Land
Berlin-Brandenburg
Sozialgericht
LSG Berlin-Brandenburg
Sachgebiet
Grundsicherung für Arbeitsuchende
Abteilung
18
1. Instanz
SG Berlin (BRB)
Aktenzeichen
S 91 AS 32097/09 ER
Datum
2. Instanz
LSG Berlin-Brandenburg
Aktenzeichen
L 18 AS 1772/09 B ER
Datum
3. Instanz
Bundessozialgericht
Aktenzeichen
-
Datum
-
Kategorie
Beschluss
Auf die Beschwerde des Antragstellers wird der Beschluss des Sozialgerichts Berlin vom 07. Oktober 2009 geändert. Der Antragsgegner wird im Wege der einstweiligen Anordnung verpflichtet, dem Antragsteller ab 01. Oktober 2009 bis zum 31. Januar 2010 Leistungen zur Sicherung des Lebensunterhalts in Höhe von monatlich 184,- EUR zu gewähren. Die weitergehende Beschwerde wird zurückgewiesen. Der Antragsgegner trägt ein Drittel der außergerichtlichen Kosten des Antragstellers im gesamten Verfahren. Dem Antragsteller wird sowohl für das erstinstanzliche Verfahren als auch für das Beschwerdeverfahren Prozesskostenhilfe bewilligt und Rechtsanwalt F G, G, B, beigeordnet.
Gründe:
Die Beschwerde des Antragstellers ist in dem aus der Beschlussformel ersichtlichen Umfang begründet. Im Übrigen ist das Rechtsmittel nicht begründet und war daher zurückzuweisen.

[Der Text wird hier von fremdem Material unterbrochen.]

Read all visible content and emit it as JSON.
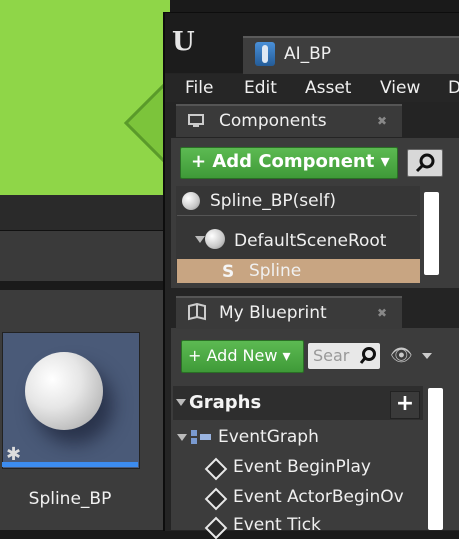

Für die Zeit ab 01. Oktober 2009 bis 31. Januar 2010 war der Antragsgegner gemäß § 86b Abs. 2 Satz 2 Sozialgerichtsgesetz (SGG) zu monatlichen Leistungen in Höhe des Leistungsbetrages nach dem Asylbewerberleistungsgesetz (AsylbLG) zu verpflichten (vgl. § 3 Abs. 2 Satz 2 Nr. 1 AsylbLG). Der im Wege der einstweiligen Anordnung zu sichernde Anordnungsanspruch ergibt sich aufgrund der verfassungsrechtlich gebotenen Folgenabwägung (siehe dazu BVerfG, Beschluss vom 12. Mai 2005 - 1 BvR 569/05 - juris) im Hinblick auf die bislang höchstrichterlich nicht geklärte Tragweite des gesetzlichen Leistungsausschlusses in § 7 Abs. 1 Satz 2 Nr. 2 Sozialgesetzbuch - Grundsicherung für Arbeitsuchende - (SGB II) für nichtdeutsche Staatsangehörige von Mitgliedstaaten der Europäischen Union (EU), deren Aufenthaltsrecht – wie bei dem Antragsteller - auf § 2 Abs. 2 Nr. 1 Freizügigkeitsgesetz/EU beruht. Wegen der in Art. 39 des Vertrages zur Gründung der Europäischen Gemeinschaft (EGV) verbürgten Freizügigkeit der Arbeitnehmer in der EU stellt sich jedenfalls die Frage, ob § 7 Abs. 1 Satz 2 Nr. 2 SGB II mit Gemeinschaftsrecht in Einklang steht. Nach der Rechtsprechung des Europäischen Gerichtshofs - EuGH - (Urteil vom 4. Juni 2009 - C - 22/08 - juris) kann sich nämlich ein Arbeitsuchender, der tatsächliche Verbindungen mit dem Arbeitsmarkt eines Mitgliedstaats hergestellt hat, auf Art. 39 Abs. 2 EGV berufen, um eine finanzielle Leistung in Anspruch zu nehmen, die den Zugang zum Arbeitsmarkt erleichtern soll. Die Ausnahmevorschrift in Art. 24 Abs. 2 der Richtlinie 2004/38, die ggf. einem derartigen Leistungsanspruch entgegensteht, betrifft demgegenüber aber nur einen "Anspruch auf Sozialhilfe"; insoweit wird darauf hingewiesen, dass eine Leistungsvoraussetzung wie die der Erwerbsfähigkeit in § 8 SGB II ein Hinweis darauf sein könne, dass Leistungen der Grundsicherung den Zugang zur Beschäftigung erleichtern sollten (vgl. EuGH a.a.O.). Art. 24 Abs. 2 der Richtlinie 2004/38 findet dann indes keine Anwendung.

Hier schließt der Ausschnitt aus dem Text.